La tarde anterior a la batalla, el conde de Castuera reunió a los soldados a su cargo y les enseñó un truco para colocar mejor la pólvora en la cámara del fusil y ganar tiempo y eficacia en el disparo. Consistía en sujetar el fusil con una mano mientras con la otra se cogía la carga de pólvora, se rasgaba el cartucho con los dientes y se llenaba la recámara por la boca; después se colocaba la bala, el papel de atraque y por fin se apretaba todo con la baqueta; pero antes de ese último paso, se golpeaba la culata del fusil en el suelo, de manera que con el golpe se ajustara y se distribuyera uniformemente la pólvora, evitando así espacios vacíos en el interior de la recámara o cazoleta, con lo que se ganaba en eficacia. Les obligó a llevar varios pedernales en el bolsillo, afilados en todo su perfil, para que las chispas prendieran la pólvora a la primera.

Aunque estaban colocados en la retaguardia, pues Wellington desconfiaba de la eficacia de las tropas españolas, Faria estaba convencido de que les tocaría librar una parte fundamental del combate. Marmont era un mariscal experto y prudente, muy eficaz en el campo de batalla, y no sería fácil batirlo.

Sin embargo, Marmont había desplegado sus tropas precipitadamente y Wellington, desde su privilegiada situación, observó que estaba en ventaja. Viendo la posición de los franceses ordenó a su cuñado, el general Pakenhan, que lanzara su división formada en columna contra los franceses atrincherados en el cerro de Arapiles Mayor.
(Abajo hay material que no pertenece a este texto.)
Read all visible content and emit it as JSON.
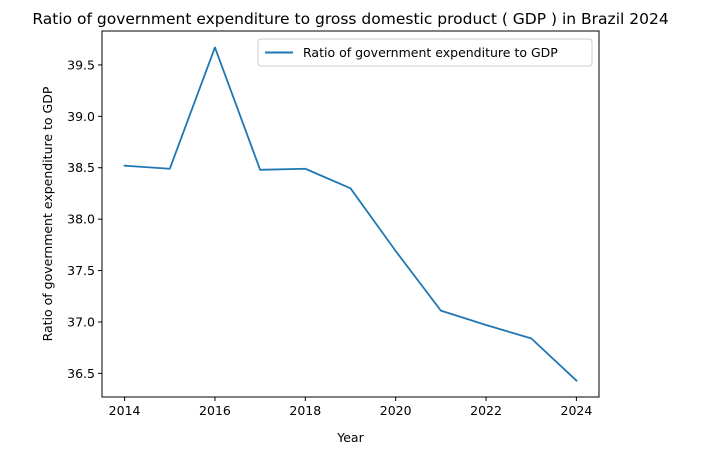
{
  "chart_data": {
    "type": "line",
    "title": "Ratio of government expenditure to gross domestic product ( GDP ) in Brazil 2024",
    "xlabel": "Year",
    "ylabel": "Ratio of government expenditure to GDP",
    "x": [
      2014,
      2015,
      2016,
      2017,
      2018,
      2019,
      2020,
      2021,
      2022,
      2023,
      2024
    ],
    "series": [
      {
        "name": "Ratio of government expenditure to GDP",
        "color": "#1f77b4",
        "values": [
          38.52,
          38.49,
          39.67,
          38.48,
          38.49,
          38.3,
          37.69,
          37.11,
          36.97,
          36.84,
          36.43
        ]
      }
    ],
    "xlim": [
      2013.5,
      2024.5
    ],
    "ylim": [
      36.27,
      39.83
    ],
    "xticks": [
      2014,
      2016,
      2018,
      2020,
      2022,
      2024
    ],
    "yticks": [
      36.5,
      37.0,
      37.5,
      38.0,
      38.5,
      39.0,
      39.5
    ],
    "ytick_labels": [
      "36.5",
      "37.0",
      "37.5",
      "38.0",
      "38.5",
      "39.0",
      "39.5"
    ],
    "grid": false,
    "legend_position": "top-right"
  }
}
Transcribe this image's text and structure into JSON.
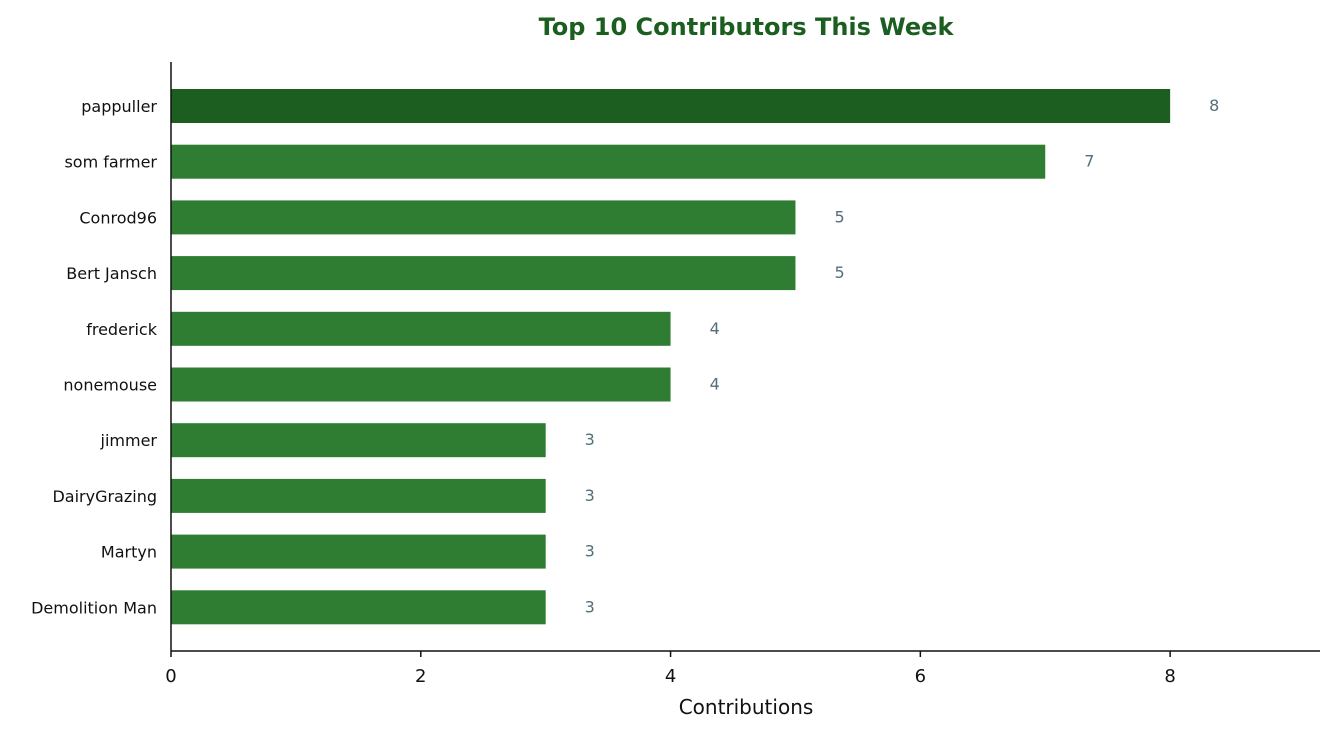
{
  "chart_data": {
    "type": "bar",
    "orientation": "horizontal",
    "title": "Top 10 Contributors This Week",
    "xlabel": "Contributions",
    "ylabel": "",
    "categories": [
      "pappuller",
      "som farmer",
      "Conrod96",
      "Bert Jansch",
      "frederick",
      "nonemouse",
      "jimmer",
      "DairyGrazing",
      "Martyn",
      "Demolition Man"
    ],
    "values": [
      8,
      7,
      5,
      5,
      4,
      4,
      3,
      3,
      3,
      3
    ],
    "value_labels": [
      "8",
      "7",
      "5",
      "5",
      "4",
      "4",
      "3",
      "3",
      "3",
      "3"
    ],
    "xlim": [
      0,
      9.2
    ],
    "xticks": [
      0,
      2,
      4,
      6,
      8
    ],
    "xtick_labels": [
      "0",
      "2",
      "4",
      "6",
      "8"
    ],
    "grid": false,
    "legend": "none",
    "colors": {
      "title": "#1b5e20",
      "top_bar": "#1b5e20",
      "bar": "#2e7d32",
      "value_label": "#546e7a",
      "axis": "#111111"
    }
  }
}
—¿Observas aquellos tipos ahí arriba? Lanza tu división en columna y envíalos al diablo —aseguran algunos que fueron las palabras exactas que pronunció Wellington, que recorrió todo el campo de batalla sobre su caballo, para dar en persona la orden a su cuñado.

Además, un golpe de fortuna ayudó y mucho a los aliados; en el bombardeo, un pedazo de metralla hirió al mariscal Marmont, que perdió un brazo y cuya capacidad para moverse quedó muy disminuida.

Mediada la tarde de aquel día, 22 de julio, la victoria de Wellington era rotunda. Sobre las colinas de los Arapiles quedaron siete mil muertos y heridos franceses y otros tantos prisioneros, entre ellos tres generales. Por el triunfo en esa batalla, Wellington fue condecorado con el toisón de oro por el Gobierno español.